Further, the Court emphasizes that denying pre-award interest here respects the parties' contractual expectations. See Bobich v. Oja, 104 N.W.2d 19, 24 (Minn. 1960) (explaining that "absent legal prohibition, " parties to insurance policies "are free to contract as they see fit" and an insurer's liability "is governed by the contract they enter into"). At all times-when HRA notified HAPI of the loss, when HAPI acknowledged coverage of the loss but demanded appraisal on the value of the loss, and when HAPI paid HRA the appraised actual cash value of the loss-HAPI complied with the insurance policy. HRA has not alleged to the contrary. HRA thus cannot now argue that it was entitled to payment of the loss sooner than when the policy said it would receive payment and that it deserves pre-award interest for the time it took to receive payment. Where the parties' relationship was governed by contract, the policy established a date for payment, and HAPI made payment according to the policy, HRA should not have expected payment-or pre-award interest on that payment-before then.

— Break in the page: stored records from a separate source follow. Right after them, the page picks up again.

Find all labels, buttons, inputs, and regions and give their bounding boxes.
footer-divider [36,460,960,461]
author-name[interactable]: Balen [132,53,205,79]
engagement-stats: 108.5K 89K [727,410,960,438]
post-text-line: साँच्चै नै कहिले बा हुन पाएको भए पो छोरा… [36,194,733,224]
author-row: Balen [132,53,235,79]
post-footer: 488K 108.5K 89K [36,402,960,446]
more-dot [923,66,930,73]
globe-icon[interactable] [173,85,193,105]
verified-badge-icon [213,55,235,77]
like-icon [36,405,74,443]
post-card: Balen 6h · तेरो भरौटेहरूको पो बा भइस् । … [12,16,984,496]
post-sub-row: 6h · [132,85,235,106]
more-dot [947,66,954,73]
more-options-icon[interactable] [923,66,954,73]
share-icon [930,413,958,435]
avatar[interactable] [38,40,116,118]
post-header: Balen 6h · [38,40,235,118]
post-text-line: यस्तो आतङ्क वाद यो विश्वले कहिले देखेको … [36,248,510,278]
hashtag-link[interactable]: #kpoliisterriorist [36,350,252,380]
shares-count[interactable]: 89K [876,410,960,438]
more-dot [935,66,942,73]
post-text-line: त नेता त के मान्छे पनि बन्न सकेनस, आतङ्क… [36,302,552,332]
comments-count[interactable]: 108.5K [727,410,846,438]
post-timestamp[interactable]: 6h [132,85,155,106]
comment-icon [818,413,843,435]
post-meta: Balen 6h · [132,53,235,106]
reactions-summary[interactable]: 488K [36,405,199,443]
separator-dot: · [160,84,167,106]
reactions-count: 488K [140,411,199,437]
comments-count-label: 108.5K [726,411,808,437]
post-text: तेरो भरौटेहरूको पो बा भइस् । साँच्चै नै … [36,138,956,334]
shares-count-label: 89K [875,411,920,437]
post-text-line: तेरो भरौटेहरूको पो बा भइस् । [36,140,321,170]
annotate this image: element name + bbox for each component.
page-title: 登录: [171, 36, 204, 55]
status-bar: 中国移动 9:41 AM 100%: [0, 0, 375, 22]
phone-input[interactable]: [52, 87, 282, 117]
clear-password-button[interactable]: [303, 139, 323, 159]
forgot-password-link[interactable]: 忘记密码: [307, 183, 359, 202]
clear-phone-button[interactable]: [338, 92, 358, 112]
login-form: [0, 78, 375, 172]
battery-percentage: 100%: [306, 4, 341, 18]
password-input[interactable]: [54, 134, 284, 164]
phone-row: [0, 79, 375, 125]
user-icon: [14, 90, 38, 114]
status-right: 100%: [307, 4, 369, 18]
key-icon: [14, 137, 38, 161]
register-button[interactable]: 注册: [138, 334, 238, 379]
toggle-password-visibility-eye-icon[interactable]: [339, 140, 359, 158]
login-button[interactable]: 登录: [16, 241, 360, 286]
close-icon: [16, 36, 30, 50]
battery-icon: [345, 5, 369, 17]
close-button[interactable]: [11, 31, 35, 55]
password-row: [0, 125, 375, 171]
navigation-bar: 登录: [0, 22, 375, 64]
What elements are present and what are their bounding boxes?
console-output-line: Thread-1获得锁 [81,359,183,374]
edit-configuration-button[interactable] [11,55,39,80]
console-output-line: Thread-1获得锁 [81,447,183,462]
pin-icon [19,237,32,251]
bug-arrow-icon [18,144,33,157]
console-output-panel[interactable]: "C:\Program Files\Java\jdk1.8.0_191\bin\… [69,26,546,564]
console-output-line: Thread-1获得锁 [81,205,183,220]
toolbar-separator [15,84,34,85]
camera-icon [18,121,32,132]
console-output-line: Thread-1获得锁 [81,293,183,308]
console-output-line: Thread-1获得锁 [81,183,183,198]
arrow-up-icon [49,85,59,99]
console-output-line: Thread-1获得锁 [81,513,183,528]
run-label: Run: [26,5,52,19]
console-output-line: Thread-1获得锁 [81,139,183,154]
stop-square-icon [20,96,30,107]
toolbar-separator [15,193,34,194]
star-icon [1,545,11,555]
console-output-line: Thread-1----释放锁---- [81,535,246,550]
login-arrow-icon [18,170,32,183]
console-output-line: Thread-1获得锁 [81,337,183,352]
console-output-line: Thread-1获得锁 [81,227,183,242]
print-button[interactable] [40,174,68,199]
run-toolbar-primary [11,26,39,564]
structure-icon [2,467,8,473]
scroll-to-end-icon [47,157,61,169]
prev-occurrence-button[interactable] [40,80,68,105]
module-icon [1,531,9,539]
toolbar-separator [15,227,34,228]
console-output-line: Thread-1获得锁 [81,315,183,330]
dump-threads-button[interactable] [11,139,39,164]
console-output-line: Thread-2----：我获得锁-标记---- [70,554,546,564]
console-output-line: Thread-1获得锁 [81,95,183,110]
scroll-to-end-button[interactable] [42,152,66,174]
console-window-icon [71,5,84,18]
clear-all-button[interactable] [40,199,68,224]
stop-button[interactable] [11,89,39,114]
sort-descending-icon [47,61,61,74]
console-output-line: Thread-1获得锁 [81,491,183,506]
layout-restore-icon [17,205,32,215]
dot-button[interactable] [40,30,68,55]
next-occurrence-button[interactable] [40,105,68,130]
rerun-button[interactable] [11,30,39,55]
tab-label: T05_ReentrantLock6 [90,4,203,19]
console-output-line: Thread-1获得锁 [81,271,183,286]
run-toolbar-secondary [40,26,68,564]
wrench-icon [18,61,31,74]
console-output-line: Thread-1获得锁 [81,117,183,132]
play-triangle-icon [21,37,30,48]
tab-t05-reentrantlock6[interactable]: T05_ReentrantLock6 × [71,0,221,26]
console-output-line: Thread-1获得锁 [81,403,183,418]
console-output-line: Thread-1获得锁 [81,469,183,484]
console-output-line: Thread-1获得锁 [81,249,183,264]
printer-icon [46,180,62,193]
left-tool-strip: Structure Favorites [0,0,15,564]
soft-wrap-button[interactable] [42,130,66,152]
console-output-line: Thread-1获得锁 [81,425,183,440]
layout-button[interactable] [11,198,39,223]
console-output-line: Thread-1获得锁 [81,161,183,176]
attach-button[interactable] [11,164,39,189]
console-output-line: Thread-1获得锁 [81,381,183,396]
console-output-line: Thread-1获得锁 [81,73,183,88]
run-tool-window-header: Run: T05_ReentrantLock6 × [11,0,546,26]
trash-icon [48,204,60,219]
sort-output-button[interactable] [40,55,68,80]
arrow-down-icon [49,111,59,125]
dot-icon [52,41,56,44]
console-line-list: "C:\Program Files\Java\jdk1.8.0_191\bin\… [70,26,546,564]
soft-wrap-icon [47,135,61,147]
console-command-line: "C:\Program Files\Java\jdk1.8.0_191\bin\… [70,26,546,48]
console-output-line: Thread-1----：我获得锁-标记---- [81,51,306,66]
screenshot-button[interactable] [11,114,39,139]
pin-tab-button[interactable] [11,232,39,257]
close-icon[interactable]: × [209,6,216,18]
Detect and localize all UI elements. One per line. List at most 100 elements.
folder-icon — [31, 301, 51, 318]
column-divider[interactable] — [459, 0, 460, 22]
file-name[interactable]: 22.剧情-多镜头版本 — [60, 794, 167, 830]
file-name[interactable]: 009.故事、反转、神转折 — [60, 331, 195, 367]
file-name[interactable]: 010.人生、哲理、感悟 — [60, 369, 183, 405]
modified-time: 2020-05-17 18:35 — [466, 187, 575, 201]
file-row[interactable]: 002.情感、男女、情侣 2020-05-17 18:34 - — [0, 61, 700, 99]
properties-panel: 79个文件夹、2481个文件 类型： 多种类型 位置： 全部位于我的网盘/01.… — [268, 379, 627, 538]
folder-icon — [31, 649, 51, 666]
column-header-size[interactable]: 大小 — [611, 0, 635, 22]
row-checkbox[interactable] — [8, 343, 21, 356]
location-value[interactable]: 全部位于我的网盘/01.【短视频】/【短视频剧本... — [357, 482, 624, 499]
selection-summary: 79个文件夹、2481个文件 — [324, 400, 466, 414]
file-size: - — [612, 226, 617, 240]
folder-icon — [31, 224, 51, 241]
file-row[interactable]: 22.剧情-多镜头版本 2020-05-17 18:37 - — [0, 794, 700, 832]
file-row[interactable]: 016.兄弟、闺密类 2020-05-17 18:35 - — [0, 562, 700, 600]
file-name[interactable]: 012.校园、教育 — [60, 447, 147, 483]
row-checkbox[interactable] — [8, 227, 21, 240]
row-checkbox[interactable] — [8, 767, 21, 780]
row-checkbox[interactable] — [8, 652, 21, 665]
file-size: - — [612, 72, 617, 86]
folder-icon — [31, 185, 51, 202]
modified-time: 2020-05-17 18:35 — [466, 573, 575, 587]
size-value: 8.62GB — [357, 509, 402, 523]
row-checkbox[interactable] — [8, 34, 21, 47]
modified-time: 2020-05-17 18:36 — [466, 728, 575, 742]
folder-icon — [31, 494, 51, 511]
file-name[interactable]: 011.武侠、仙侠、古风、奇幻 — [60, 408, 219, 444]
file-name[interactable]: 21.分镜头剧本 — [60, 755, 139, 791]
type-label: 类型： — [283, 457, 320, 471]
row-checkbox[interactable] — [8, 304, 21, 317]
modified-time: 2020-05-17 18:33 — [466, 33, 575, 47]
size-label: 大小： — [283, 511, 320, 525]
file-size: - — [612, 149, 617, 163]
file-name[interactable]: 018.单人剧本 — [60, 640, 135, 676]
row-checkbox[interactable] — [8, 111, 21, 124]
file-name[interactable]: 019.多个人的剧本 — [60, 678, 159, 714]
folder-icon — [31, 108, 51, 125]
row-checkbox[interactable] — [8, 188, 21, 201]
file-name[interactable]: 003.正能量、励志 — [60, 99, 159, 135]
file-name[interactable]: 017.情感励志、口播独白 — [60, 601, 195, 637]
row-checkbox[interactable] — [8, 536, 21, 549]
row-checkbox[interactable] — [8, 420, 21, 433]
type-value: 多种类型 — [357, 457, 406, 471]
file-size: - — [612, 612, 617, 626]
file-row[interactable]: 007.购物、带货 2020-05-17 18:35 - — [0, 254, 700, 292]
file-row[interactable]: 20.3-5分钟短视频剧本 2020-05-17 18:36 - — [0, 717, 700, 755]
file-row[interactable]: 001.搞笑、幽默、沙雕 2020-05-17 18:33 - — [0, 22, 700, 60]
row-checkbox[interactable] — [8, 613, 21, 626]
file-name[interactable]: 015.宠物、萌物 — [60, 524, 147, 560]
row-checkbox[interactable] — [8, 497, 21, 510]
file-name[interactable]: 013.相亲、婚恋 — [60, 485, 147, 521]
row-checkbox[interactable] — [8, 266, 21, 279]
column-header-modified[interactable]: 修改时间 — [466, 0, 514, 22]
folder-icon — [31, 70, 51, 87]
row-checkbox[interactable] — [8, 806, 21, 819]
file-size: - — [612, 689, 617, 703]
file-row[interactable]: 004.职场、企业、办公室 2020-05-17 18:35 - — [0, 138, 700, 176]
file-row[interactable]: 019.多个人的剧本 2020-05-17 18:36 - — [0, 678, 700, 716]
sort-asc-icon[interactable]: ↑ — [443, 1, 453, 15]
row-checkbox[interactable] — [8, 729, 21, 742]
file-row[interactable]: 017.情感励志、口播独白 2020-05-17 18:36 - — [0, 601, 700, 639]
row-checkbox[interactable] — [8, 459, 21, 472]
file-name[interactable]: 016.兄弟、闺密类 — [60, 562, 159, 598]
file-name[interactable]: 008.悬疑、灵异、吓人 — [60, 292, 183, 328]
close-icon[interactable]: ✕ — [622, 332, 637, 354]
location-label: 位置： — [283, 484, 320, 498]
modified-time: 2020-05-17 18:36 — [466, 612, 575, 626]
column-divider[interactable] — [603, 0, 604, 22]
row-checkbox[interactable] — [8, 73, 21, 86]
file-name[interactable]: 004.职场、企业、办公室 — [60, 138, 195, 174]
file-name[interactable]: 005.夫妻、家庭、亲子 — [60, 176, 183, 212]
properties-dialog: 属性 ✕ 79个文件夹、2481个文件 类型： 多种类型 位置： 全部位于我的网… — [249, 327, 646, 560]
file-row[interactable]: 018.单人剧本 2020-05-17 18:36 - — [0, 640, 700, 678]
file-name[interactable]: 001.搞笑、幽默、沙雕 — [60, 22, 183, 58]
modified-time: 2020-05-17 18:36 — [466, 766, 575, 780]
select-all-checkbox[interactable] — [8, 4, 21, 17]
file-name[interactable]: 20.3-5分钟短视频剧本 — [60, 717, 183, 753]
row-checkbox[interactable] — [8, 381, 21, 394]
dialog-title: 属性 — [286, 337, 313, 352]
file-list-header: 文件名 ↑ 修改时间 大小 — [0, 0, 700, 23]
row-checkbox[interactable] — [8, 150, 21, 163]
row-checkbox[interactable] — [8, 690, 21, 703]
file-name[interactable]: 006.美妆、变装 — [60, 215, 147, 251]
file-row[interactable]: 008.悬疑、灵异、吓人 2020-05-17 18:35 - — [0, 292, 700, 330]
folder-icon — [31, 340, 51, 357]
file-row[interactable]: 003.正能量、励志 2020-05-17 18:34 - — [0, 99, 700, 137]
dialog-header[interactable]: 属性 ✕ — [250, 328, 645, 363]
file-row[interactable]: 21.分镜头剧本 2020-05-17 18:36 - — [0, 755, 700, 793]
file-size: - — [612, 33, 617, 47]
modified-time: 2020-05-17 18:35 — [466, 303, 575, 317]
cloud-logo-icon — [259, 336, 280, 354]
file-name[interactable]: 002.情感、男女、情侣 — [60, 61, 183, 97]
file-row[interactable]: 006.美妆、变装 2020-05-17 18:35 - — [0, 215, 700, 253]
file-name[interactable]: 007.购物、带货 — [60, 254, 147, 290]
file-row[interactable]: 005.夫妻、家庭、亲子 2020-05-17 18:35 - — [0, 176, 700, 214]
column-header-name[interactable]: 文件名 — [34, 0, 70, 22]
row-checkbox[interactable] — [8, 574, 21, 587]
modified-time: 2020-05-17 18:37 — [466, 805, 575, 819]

Because HRA is not entitled to pre-award interest on a payment when it was not entitled to that payment, the Court will not allow HRA to recover pre-award interest.


Minnesota courts' treatment of appraisal awards as arbitration awards, Minn. Stat. § 572B.22's requirements, and HAPI's payment of the actual-cash-value part of the award compel the Court to confirm only the replacement-cost-value part of the award. But the plain meaning of Minn. Stat. § 549.09 and the insurance policy, and the purpose of prejudgment interest preclude the Court from allowing HRA to recover pre-award interest on a payment that it then had no right to receive. Accordingly, IT IS HEREBY ORDERED that:

1. HRA's Motion for Summary Judgment (Docket No. 13) is GRANTED in part and DENIED in part;
2. HAPI's Motion for Summary Judgment (Docket No. 18) is GRANTED in part and DENIED in part;
3. The appraisal award is confirmed to the extent that it determines the replacement cost value of the loss is $3, 871, 891; and
4. HRA may not recover pre-award interest.